During the course of this band we have been fucked over more times than I have fingers. Obviously, this is just the music industry in general for most people/bands... We wrote this song two weeks before we went in to record the album; we weren’t even sure if it was even going to happen. We were all very pissed off at the time and this was the result.

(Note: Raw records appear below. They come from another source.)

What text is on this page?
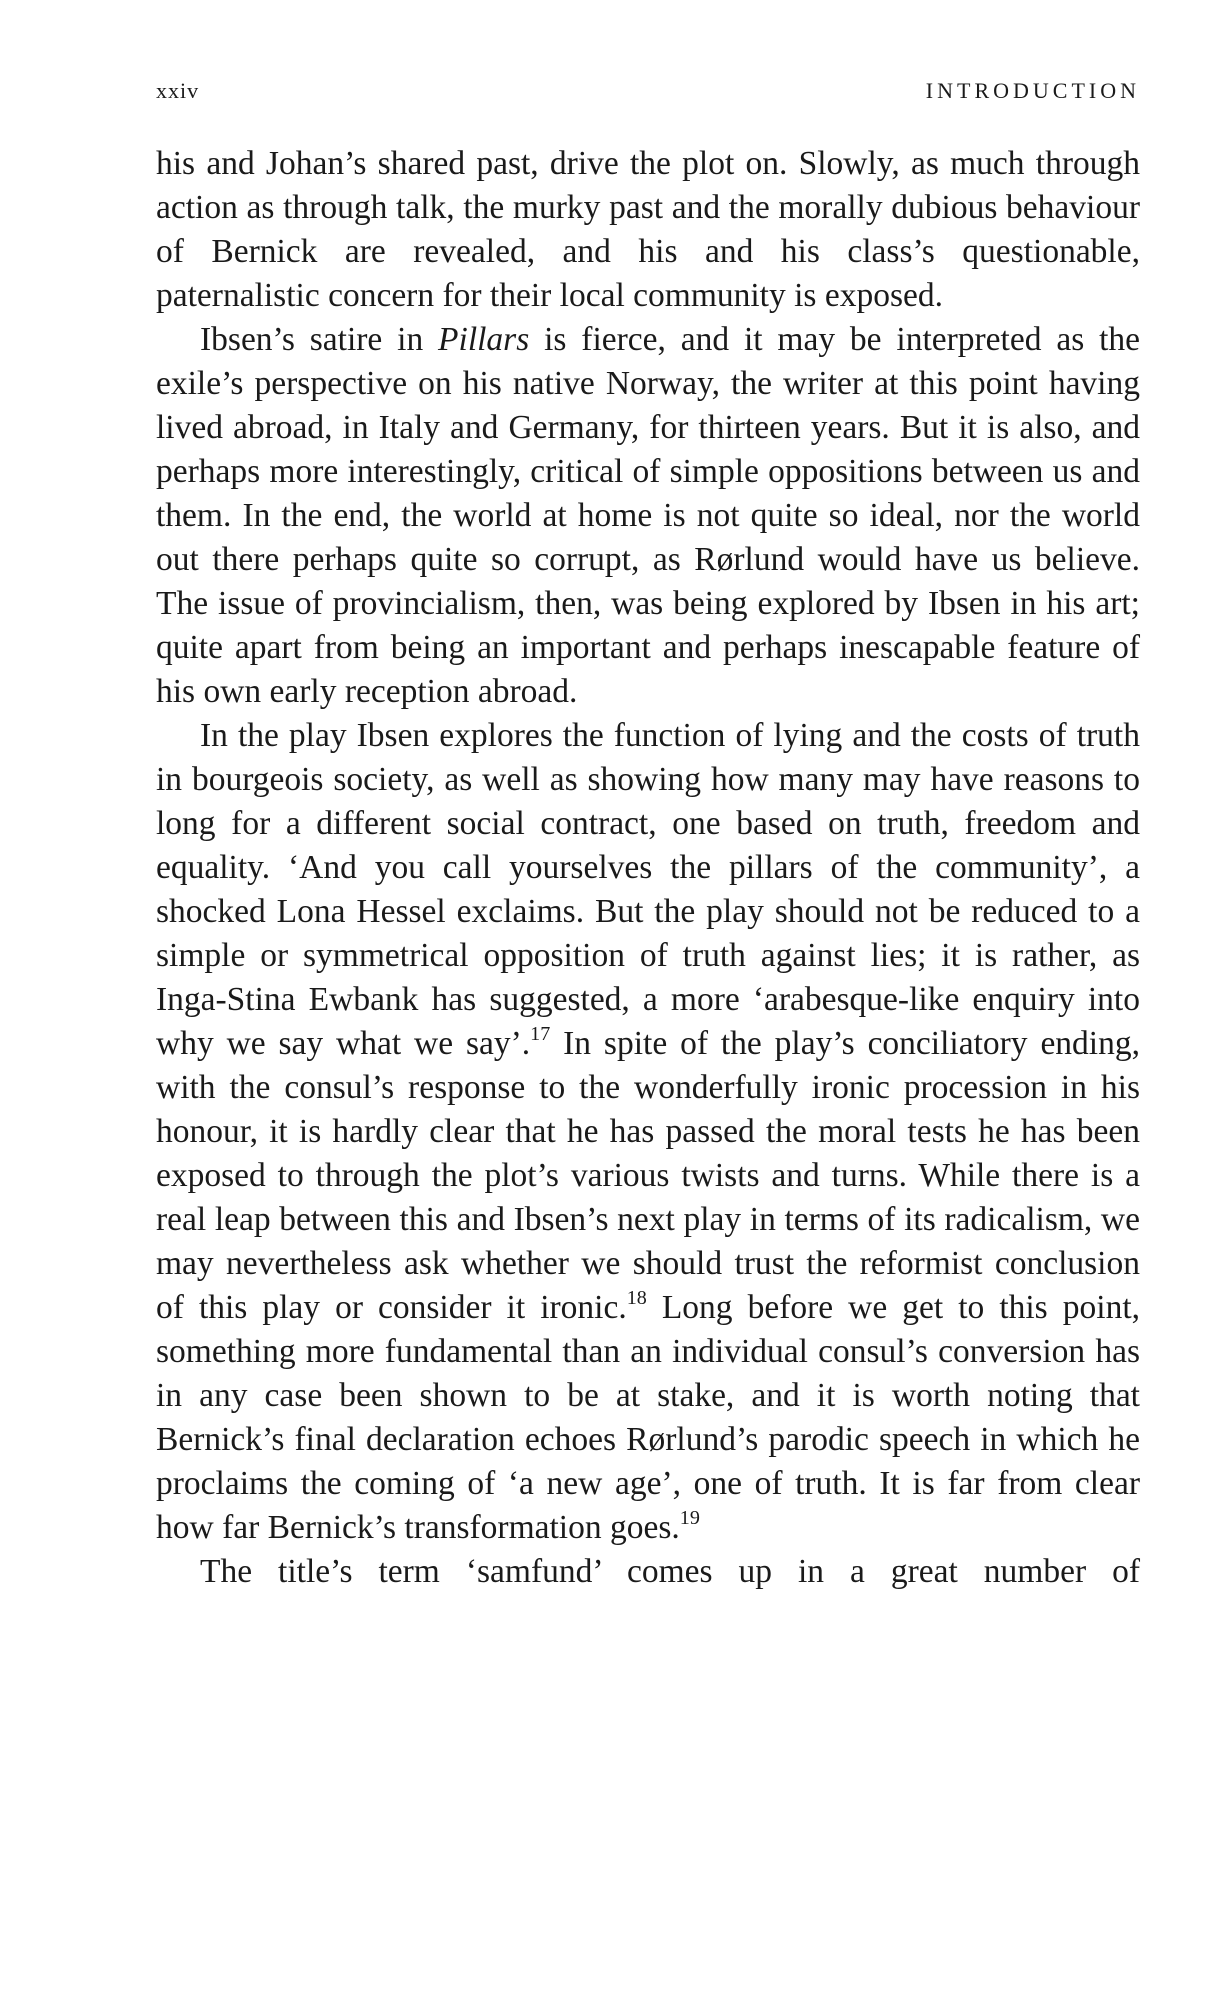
xxiv	INTRODUCTION

his and Johan’s shared past, drive the plot on. Slowly, as much through action as through talk, the murky past and the morally dubious behaviour of Bernick are revealed, and his and his class’s questionable, paternalistic concern for their local community is exposed.

Ibsen’s satire in Pillars is fierce, and it may be interpreted as the exile’s perspective on his native Norway, the writer at this point having lived abroad, in Italy and Germany, for thirteen years. But it is also, and perhaps more interestingly, critical of simple oppositions between us and them. In the end, the world at home is not quite so ideal, nor the world out there perhaps quite so corrupt, as Rørlund would have us believe. The issue of provincialism, then, was being explored by Ibsen in his art; quite apart from being an important and perhaps inescapable feature of his own early reception abroad.

In the play Ibsen explores the function of lying and the costs of truth in bourgeois society, as well as showing how many may have reasons to long for a different social contract, one based on truth, freedom and equality. ‘And you call yourselves the pillars of the community’, a shocked Lona Hessel exclaims. But the play should not be reduced to a simple or symmetrical opposition of truth against lies; it is rather, as Inga-Stina Ewbank has suggested, a more ‘arabesque-like enquiry into why we say what we say’.$^{17}$ In spite of the play’s conciliatory ending, with the consul’s response to the wonderfully ironic procession in his honour, it is hardly clear that he has passed the moral tests he has been exposed to through the plot’s various twists and turns. While there is a real leap between this and Ibsen’s next play in terms of its radicalism, we may nevertheless ask whether we should trust the reformist conclusion of this play or consider it ironic.$^{18}$ Long before we get to this point, something more fundamental than an individual consul’s conversion has in any case been shown to be at stake, and it is worth noting that Bernick’s final declaration echoes Rørlund’s parodic speech in which he proclaims the coming of ‘a new age’, one of truth. It is far from clear how far Bernick’s transformation goes.$^{19}$

The title’s term ‘samfund’ comes up in a great number of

I don’t think a day goes by whether it be at work or even just in social situations that some kind of comment will be said about my weight and how I look. These comments used to have a huge effect on me a couple of years ago and I would get so depressed about the way I looked... I know it’s hard to believe when I do what I do on stage... but even then people heckle me about my weight from the crowd (which blows my mind that individuals can do this at a show). I think finally I just got to the point where I was like “fuck these people! Who cares what they think”. Prized Pig is a fuck you to those people.
I’ll Be Fine Now
It's probably one of the songs I’m most proud of on the album. I had about three lines written for this song when I went into the booth to record vocals. I did this on purpose as I wanted to just be truthful and say what was on my mind and how I felt at that exact moment that the song was about in my life. I wanted to be honest, not trying to hide, taking the whole process as therapy and getting sadness, regrets and some relief off my chest.
Alley (Fucking) Cats
By far the hardest song to talk about and explain.... so I’m gonna keep this one short. This song is about one of the worst experiences of my life. I’m sure you can work out the story once you listen. That’s it.